The results of flow cytometer revealed that the genome size of M. alternifolia is approximately 300 Mb (Supplement Table S3), which is similar to the result obtained by k-mer analysis, i.e., 345 Mb. The genome size of our results are consistent with the previous research (356Mb) of Calvert’s (2017). And similar to that of Metrosideros polymorpha at 347 Mb [14] and Leptospermum scoparium at 297 Mb [15], but less than Eucalyptus pauciflora at 595 Mb and Eucalyptus grandis at 640 Mb [12, 13], all of which belong to the Myrtaceae family. The genome size of M. alternifolia is considered “very small” according to the definition of genome size [30]. Such a small genome will facilitate genome research and molecular manipulation, and provide insights into genome size variation in tree genomes.
A GC content that is too high (>65%) or too low (<25%) may result in sequence bias during whole-genome sequencing, and may negatively affect genome assembly. The mean GC content of our result was 41.9%, quite consistent with the result of Voelker’s, 42%. According to the GC content and depth analysis, two of three detected clusters were derived from M. alternifolia. However, the de novo-assembled genome was 595 Mb (Table 1), which is twice about the genome sizes estimated using flow cytometry (300 Mb) and k-mer frequency distribution analyze (345 Mb). This larger assembly length was also performed in Metrosideros polymorpha [31]. This notable larger assembly length in M. alternifolia may suggest more than one haplotype were assembled. Based on these observations, we speculate that this species may be a diploid with a highly heterozygous genome.
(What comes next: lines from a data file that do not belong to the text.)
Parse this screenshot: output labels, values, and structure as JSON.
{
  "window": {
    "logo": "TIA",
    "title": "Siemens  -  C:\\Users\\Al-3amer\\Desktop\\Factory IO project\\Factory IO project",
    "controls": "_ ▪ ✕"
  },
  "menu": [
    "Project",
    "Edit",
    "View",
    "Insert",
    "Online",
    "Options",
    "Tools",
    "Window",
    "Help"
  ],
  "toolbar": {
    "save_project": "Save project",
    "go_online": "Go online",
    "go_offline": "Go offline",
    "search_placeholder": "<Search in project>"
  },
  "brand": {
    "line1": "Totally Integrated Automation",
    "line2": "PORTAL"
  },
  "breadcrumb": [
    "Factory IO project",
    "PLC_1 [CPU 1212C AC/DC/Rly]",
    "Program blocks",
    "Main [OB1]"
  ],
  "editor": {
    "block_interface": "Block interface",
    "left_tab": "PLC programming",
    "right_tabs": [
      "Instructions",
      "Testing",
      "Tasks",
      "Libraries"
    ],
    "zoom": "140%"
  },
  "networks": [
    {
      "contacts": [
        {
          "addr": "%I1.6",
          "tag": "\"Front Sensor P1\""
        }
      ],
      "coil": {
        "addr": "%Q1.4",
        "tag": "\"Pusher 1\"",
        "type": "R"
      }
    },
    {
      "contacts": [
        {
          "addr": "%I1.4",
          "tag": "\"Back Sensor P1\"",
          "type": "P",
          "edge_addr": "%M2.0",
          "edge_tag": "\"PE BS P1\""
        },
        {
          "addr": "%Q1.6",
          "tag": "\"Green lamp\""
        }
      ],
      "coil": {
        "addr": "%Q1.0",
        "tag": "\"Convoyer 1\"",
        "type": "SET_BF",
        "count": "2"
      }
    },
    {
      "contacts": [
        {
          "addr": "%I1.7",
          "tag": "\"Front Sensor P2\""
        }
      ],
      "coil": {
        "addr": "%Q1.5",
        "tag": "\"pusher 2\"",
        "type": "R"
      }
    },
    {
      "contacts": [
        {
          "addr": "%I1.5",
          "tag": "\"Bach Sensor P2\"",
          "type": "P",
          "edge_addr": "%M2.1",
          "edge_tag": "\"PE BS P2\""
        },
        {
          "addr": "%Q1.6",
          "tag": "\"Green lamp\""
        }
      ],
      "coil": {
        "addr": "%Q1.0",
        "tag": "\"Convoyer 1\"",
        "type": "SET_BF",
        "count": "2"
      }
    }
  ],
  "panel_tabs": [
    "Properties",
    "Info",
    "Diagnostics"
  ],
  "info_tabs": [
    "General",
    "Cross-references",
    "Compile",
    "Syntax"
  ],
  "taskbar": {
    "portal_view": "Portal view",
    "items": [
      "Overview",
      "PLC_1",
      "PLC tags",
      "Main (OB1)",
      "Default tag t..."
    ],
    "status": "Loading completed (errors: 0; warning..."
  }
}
Genome heterozygosity reflects the reproductive lifestyle of the species, such as self-incompatibility or outcrossing, but may confound the quality of the genome assembly. Our k-mer analysis identified two depth peaks: the height of the main peak (depth = 37) was about twice that of the minor peak (depth = 17), suggesting that the M. alternifolia genome is highly heterozygous, and the heterozygosity determined using JELLYFISH was 0.8% (Supplement Table S2) smaller than that of Eucalyptus grandis (1.0%) [12] and Eucalyptus pauciflora (1.5%) [13]. However, the M. alternifolia genome is on the threshold for being considered a highly heterozygous genome with heterozygosity ≥0.8% [27] .
Flowers of M. alternifolia are hermaphroditic, protandrous, pollinated by insects and predominantly outcrossing by nature, with occasional geitonogamy (self-pollination among flowers within the inflorescence) [32, 33]. The high heterozygosity of the M. alternifolia genome is likely the result of outcrossing [34] and highly confounds genome sequencing and assembly [35].
Contig N50 and BUSCO (BUSCO, RRID: SCR 015008) scores are usually used to assess and compare genome assemblies. A higher N50 length suggests an assembled genome with fewer and larger contigs. The length of contig N50 assembled by SOAPdenovo of M. alternifolia genome is 1,021 bp, lower than that of the previous research of this species(8,778bp) [11]. May be related to its short-read assembly method. However, it is much higher than that of Mikania cordata (312∼352 bp) which used the same SOAPdenovo software [10]. Genome completeness, estimated by BUSCO using the viridiplantae dataset, was 88.7%, indicating a relatively high geonome completeness. However, these two mentods of short-read assembly were much lower than Pacific Biosciences using MaSuRCA assembly. Repetitive regions cover over 40.43% of the genome, which similar with that in Eucalyptus pauciflora (44.77%) and Eucalyptus grandis (41.22%) [12].
A total of 44,369 protein-coding genes were predicted in the M. alternifolia assembled genome, more than those encoded by Metrosideros polymorpha (39,305) [14], Eucalyptus grandis (36,376) [13] and Leptospermum scoparium (31,220) [15]. 1109 TFs were annotated in the whole genome. C2H2, Myb related, bHLH were the top 3 TFs, accounted for 17.5%, 14.2%, 12.7%, respectively. Analyse of SSRs was conventional performed in genome survey, 457,661 SSRs have been identified, A/T, AG/CT, AAG/CTT are the most common motifs of mono-, di, and trinucleotide, respectively. This result showed the same patten with that in the Camellia sinensis [36]. The genomic SSRs identified here would benefit assessing the genetic diversity of M. alternifolia.
In conclusion, we report a draft genome sequencing of M. alternifolia. This cost-effective strategy based on short-read data helped us to reveal its basic genomic parameters with small genome size, mid GC content, high heterozygosity rate. Its genome annotation has also been characterized, including repeat element annotation, the SSR identification, and TFs prediction at the genome level. This M. alternifolia draft genome will be useful for functional and comparative genomics research in the future.